Mısır’daki eğitimi sırasında; hafızlık gibi zorunlu derslerin akabinde müziğe karşı olan büyük yeteneği açığa çıkan A.Cemalettin, Hidiv’in bando okulunda eğitim görür ve mezun olduğunda Hidiv Abbas Hilmi Paşa’nın saray bandosuna maaşlı olarak katılır. Tüm enstrümanları gayet iyi çalsa da; üflemeli sazlar, özellikle de trompet / kornet çalmakta ustadır.

Hidiv’in sarayında, hiçbir masraf yapmadan, konforlu bir hayat sürer ve aldığı maaş, olduğu gibi cebinde kalır. Bando mensupları olarak tüm işleri, her gün belli bir süre prova yapmak ve önemli günlerde konser vermektir.

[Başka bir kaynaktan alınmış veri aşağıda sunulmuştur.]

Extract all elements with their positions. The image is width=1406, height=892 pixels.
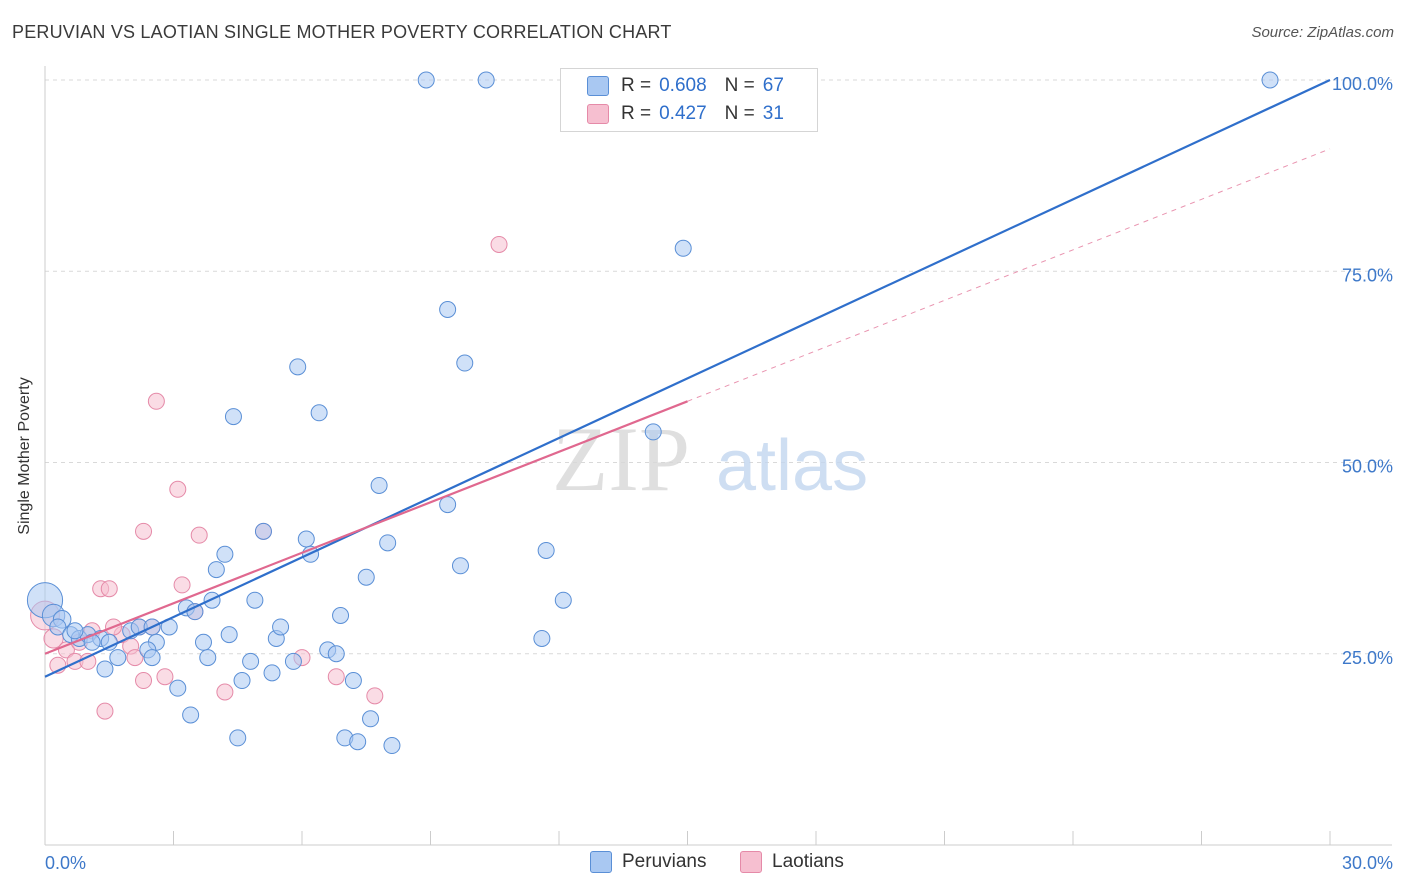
gridlines bbox=[45, 79, 1392, 655]
peruvians-point bbox=[451, 557, 469, 575]
peruvians-point bbox=[143, 649, 161, 667]
peruvians-point bbox=[224, 408, 242, 426]
y-tick-label: 75.0% bbox=[1342, 265, 1393, 285]
y-tick-label: 50.0% bbox=[1342, 457, 1393, 477]
peruvians-point bbox=[297, 530, 315, 548]
peruvians-swatch bbox=[587, 76, 609, 96]
laotians-trend-line bbox=[44, 400, 688, 655]
trend-lines bbox=[44, 79, 1331, 678]
laotians-point bbox=[135, 672, 153, 690]
laotians-point bbox=[366, 687, 384, 705]
chart-title: PERUVIAN VS LAOTIAN SINGLE MOTHER POVERT… bbox=[12, 22, 672, 42]
laotians-point bbox=[147, 392, 165, 410]
r-value: 0.427 bbox=[659, 103, 707, 124]
laotians-point bbox=[173, 576, 191, 594]
n-label: N = bbox=[724, 75, 755, 96]
peruvians-point bbox=[383, 737, 401, 755]
laotians-legend-swatch bbox=[740, 851, 762, 873]
laotians-point bbox=[216, 683, 234, 701]
peruvians-point bbox=[327, 645, 345, 663]
series-legend-peruvians: Peruvians bbox=[590, 851, 707, 873]
peruvians-point bbox=[344, 672, 362, 690]
peruvians-point bbox=[362, 710, 380, 728]
peruvians-point bbox=[272, 618, 290, 636]
axes bbox=[44, 66, 1392, 846]
peruvians-point bbox=[379, 534, 397, 552]
y-tick-label: 100.0% bbox=[1332, 74, 1393, 94]
peruvians-point bbox=[349, 733, 367, 751]
laotians-point bbox=[190, 526, 208, 544]
legend-row-laotians: R = 0.427 N = 31 bbox=[587, 101, 784, 127]
peruvians-point bbox=[456, 354, 474, 372]
laotians-swatch bbox=[587, 104, 609, 124]
peruvians-point bbox=[1261, 71, 1279, 89]
y-tick-label: 25.0% bbox=[1342, 648, 1393, 668]
peruvians-point bbox=[216, 545, 234, 563]
watermark: ZIP atlas bbox=[552, 408, 868, 510]
tick-labels: 25.0% 50.0% 75.0% 100.0% 0.0% 30.0% bbox=[45, 74, 1393, 873]
watermark-zip: ZIP bbox=[552, 408, 690, 510]
peruvians-point bbox=[370, 476, 388, 494]
source-label: Source: ZipAtlas.com bbox=[1251, 24, 1394, 41]
peruvians-point bbox=[194, 633, 212, 651]
peruvians-point bbox=[417, 71, 435, 89]
r-label: R = bbox=[621, 75, 652, 96]
peruvians-point bbox=[169, 679, 187, 697]
peruvians-point bbox=[332, 607, 350, 624]
peruvians-point bbox=[182, 706, 200, 724]
peruvians-point bbox=[533, 629, 551, 647]
peruvians-point bbox=[233, 672, 251, 690]
peruvians-point bbox=[439, 496, 457, 514]
peruvians-point bbox=[254, 522, 272, 540]
n-value: 67 bbox=[762, 75, 784, 96]
legend-row-peruvians: R = 0.608 N = 67 bbox=[587, 73, 784, 99]
laotians-point bbox=[126, 649, 144, 667]
peruvians-trend-line bbox=[44, 79, 1331, 678]
peruvians-point bbox=[207, 561, 225, 579]
peruvians-point bbox=[229, 729, 247, 747]
peruvians-point bbox=[49, 618, 67, 636]
peruvians-legend-swatch bbox=[590, 851, 612, 873]
peruvians-point bbox=[109, 649, 127, 667]
peruvians-point bbox=[242, 652, 260, 670]
x-tick-label-max: 30.0% bbox=[1342, 853, 1393, 873]
series-legend-laotians: Laotians bbox=[740, 851, 844, 873]
peruvians-point bbox=[199, 649, 217, 667]
data-points bbox=[26, 71, 1279, 755]
peruvians-point bbox=[357, 568, 375, 586]
correlation-legend: R = 0.608 N = 67 R = 0.427 N = 31 bbox=[560, 68, 818, 132]
peruvians-point bbox=[439, 301, 457, 318]
x-tick-label-min: 0.0% bbox=[45, 853, 86, 873]
y-axis-label: Single Mother Poverty bbox=[16, 377, 33, 535]
peruvians-point bbox=[246, 591, 264, 609]
peruvians-legend-label: Peruvians bbox=[622, 851, 707, 872]
laotians-legend-label: Laotians bbox=[772, 851, 844, 872]
r-value: 0.608 bbox=[659, 75, 707, 96]
laotians-point bbox=[96, 702, 114, 720]
laotians-point bbox=[327, 668, 345, 686]
peruvians-point bbox=[674, 239, 692, 257]
peruvians-point bbox=[66, 622, 84, 640]
watermark-atlas: atlas bbox=[716, 426, 868, 506]
n-label: N = bbox=[724, 103, 755, 124]
laotians-point bbox=[135, 522, 153, 540]
laotians-point bbox=[156, 668, 174, 686]
peruvians-point bbox=[644, 423, 662, 441]
peruvians-point bbox=[477, 71, 495, 89]
peruvians-point bbox=[263, 664, 281, 682]
laotians-point bbox=[100, 580, 118, 598]
laotians-trend-extension bbox=[687, 148, 1331, 402]
r-label: R = bbox=[621, 103, 652, 124]
peruvians-point bbox=[554, 591, 572, 609]
peruvians-point bbox=[284, 652, 302, 670]
laotians-point bbox=[169, 480, 187, 498]
peruvians-point bbox=[310, 404, 328, 422]
laotians-point bbox=[490, 235, 508, 253]
n-value: 31 bbox=[762, 103, 784, 124]
peruvians-point bbox=[537, 541, 555, 559]
peruvians-point bbox=[220, 626, 238, 644]
peruvians-point bbox=[289, 358, 307, 376]
peruvians-point bbox=[96, 660, 114, 678]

Yani ekmek elden, su gölden bir hayat sürer.

Saraydaki yaşamıyla ilgili olarak anlattığı küçük bir anekdot şöyleydi: Hidiv Abbas Hilmi Paşa’nın çok sevdiği bir papağanı vardır. Bando elemanları prova yaparken, papağan da sürekli bir köşede onları dinler. Hatta bir süre sonra da “Hidiv Marşı”nı ıslıkla çalmayı öğrenir. Ne zaman Hidiv Abbas Hilmi Paşa salona girse, papağan ıslıkla hidiv marşını çalmaya başlar. Hidiv de bundan çok mutlu olur. Fakat papağan bu! Bando elemanları da 20-22 yaşında delikanlılar. Prova aralarında başlarlar papağana küfür öğretmeye. Hayvanın yanında sürekli “El ana buki” (Ananın…) diye tekrar ederler. Ve bir gün , Hidiv salona girdiğinde, papağan ıslıkla Hidiv marşı çalmak yerine “El Ana buki” diye bağırır! Hidiv olduğu yerde donar ve yaverine “Götürün bu pis hayvanı, bir daha gözüm görmesin!” der. O günden sonra, papağan sadece prova salonunda kalır.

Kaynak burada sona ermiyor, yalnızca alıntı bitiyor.